Audio sample_fmt Option Values

sample_fmt

Description

min

max

u8

unsigned 8-bit integer

0

255

s16

signed 16-bit integer

-32768

32767

s32

signed 32-bit integer

-2147483648

2147483647

flt

single-precision floating point

-1.0

1.0

dbl

double-precision floating point

-1.0

1.0

For example,

>>> # auto-convert video frames to grayscale
>>> fs, RGB = ffmpegio.video.read('myvideo.mp4', t=1.0) # natively rgb24
>>> _, GRAY = ffmpegio.video.read('myvideo.mp4', t=1.0, pix_fmt='gray')
>>> RGB.shape
(29, 640, 480, 3)
>>> GRAY.shape
(29, 640, 480, 1)

>>> # auto-convert PNG image to remove transparency with white background
>>> RGBA = ffmpegio.image.read('myimage.png') # natively rgba with transparency
.. >>> RGB = ffmpegio.image.read('myimage.png', pix_fmt='rgb24', fill_color='white')
>>> RGB.shape
(100, 396, 4)
>>> RGB.shape
(100, 396, 3)

>>> # auto-convert to audio samples to double precision
>>> fs, x = ffmpegio.audio.read('myaudio.wav') # natively s16
>>> _, y = ffmpegio.audio.read('myaudio.wav', sample_fmt='dbl')
>>> x.max()
2324
>>> y.max()
0.0709228515625

Note when converting from an image with alpha channel (FFmpeg does not support alpha channel in video input) the background color may be specified with fill_color option (which defaults to 'white'). See the FFmpeg color specification for the list of predefined color names.

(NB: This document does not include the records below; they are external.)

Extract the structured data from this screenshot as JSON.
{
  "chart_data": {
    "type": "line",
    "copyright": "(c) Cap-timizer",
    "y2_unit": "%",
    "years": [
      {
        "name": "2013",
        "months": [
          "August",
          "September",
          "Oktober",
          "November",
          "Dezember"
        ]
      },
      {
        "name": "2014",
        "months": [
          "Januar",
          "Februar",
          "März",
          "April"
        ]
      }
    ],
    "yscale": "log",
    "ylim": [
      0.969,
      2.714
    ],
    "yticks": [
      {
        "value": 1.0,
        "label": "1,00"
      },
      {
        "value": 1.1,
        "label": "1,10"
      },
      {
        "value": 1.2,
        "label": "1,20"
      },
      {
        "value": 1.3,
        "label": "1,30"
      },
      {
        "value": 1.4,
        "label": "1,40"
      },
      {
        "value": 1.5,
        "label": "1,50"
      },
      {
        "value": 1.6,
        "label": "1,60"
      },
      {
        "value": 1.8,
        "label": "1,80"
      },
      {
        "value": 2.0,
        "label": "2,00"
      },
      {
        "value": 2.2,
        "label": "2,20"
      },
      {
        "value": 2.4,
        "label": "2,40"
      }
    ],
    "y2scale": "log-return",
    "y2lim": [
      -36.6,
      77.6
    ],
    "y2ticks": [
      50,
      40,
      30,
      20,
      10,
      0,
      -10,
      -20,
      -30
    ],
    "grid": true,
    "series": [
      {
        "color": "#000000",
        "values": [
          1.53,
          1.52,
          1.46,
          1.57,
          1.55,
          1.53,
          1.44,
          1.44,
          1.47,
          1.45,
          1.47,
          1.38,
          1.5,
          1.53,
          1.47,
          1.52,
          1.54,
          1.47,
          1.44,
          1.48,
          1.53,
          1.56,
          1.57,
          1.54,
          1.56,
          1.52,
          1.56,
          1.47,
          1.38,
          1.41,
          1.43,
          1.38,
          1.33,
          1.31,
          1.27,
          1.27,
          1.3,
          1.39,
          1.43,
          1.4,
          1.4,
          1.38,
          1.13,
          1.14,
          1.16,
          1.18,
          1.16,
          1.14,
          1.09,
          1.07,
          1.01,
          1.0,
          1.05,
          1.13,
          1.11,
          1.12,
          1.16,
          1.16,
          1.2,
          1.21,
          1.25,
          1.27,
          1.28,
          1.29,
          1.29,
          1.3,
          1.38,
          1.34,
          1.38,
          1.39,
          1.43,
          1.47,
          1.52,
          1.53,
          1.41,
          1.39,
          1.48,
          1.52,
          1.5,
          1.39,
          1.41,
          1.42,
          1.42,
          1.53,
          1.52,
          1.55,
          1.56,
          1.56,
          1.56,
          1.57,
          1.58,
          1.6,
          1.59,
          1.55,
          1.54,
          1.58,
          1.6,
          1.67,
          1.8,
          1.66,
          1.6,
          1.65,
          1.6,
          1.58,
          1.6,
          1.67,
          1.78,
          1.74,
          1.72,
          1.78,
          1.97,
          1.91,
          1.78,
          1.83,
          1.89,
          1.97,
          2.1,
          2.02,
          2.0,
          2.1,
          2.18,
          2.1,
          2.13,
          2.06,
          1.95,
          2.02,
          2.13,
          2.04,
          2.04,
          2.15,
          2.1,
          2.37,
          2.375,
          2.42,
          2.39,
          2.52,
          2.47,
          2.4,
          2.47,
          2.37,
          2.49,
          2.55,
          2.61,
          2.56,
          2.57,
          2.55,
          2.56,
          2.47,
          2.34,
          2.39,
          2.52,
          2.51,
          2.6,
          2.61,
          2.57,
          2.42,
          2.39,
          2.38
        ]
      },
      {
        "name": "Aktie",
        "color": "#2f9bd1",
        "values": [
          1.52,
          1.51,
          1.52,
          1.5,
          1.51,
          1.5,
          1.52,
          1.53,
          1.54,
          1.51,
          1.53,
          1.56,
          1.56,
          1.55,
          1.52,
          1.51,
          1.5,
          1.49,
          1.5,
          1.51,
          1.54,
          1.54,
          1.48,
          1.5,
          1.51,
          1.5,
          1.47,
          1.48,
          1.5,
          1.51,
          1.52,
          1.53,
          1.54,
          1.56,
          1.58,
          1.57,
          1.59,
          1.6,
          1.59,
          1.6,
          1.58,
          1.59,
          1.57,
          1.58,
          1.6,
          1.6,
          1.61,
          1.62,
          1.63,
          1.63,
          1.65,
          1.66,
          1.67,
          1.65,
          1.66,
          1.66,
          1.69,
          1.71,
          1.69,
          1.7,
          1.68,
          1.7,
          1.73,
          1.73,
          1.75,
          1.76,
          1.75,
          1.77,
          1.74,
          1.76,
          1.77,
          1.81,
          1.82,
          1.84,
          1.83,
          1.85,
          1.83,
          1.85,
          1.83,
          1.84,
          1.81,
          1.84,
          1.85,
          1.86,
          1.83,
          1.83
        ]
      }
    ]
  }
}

Examples of changing image format

'rgba' (original)

_images/quick-1.png
ffmpegio.image.read('ffmpeg-logo.png')

'rgb24' with ‘Linen’ background

_images/quick-2.png
ffmpegio.image.read('ffmpeg-logo.png', pix_fmt='rgb24', fill_color='linen')

'ya8'

_images/quick-3.png
ffmpegio.image.read('ffmpeg-logo.png', pix_fmt='ya8')

'gray' with light gray background

_images/quick-4.png
ffmpegio.image.read('ffmpeg-logo.png', pix_fmt='gray',
    fill_color='#F0F0F0')

Progress Callback

FFmpeg has -progress option, which sends program-friendly progress information to url. ffmpegio takes advantage of this option to let user monitor the transcoding progress with a callback, which could be set with progress argument of all media operations. The callback function must have the following signature:

progress_callback(status:dict, done:bool) -> None|bool

The status dict containing the information similar to what FFmpeg displays on console. The second argument done is only True on the last progress call. Here is an example of status dict:

{'bitrate': '61.9kbits/s',
'drop_frames': 0,
'dup_frames': 0,
'fps': 336.18,
'frame': 1014,
'out_time': '00:00:33.877914',
'out_time_ms': 33877914,
'out_time_us': 33877914,
'speed': '11.2x',
'stream_0_0_q': 29.0,
'total_size': 262192}

While FFmpeg does not report percent progress, it is possible to compute it from frame or out_time if you know the total number of output frames or the output duration, respectively.

If an FFmpeg media stream object is invoked by ffmpegio.open() with progress callback argument, the callback function can terminate the FFmpeg execution by returning True. This feature is useful for GUI programming.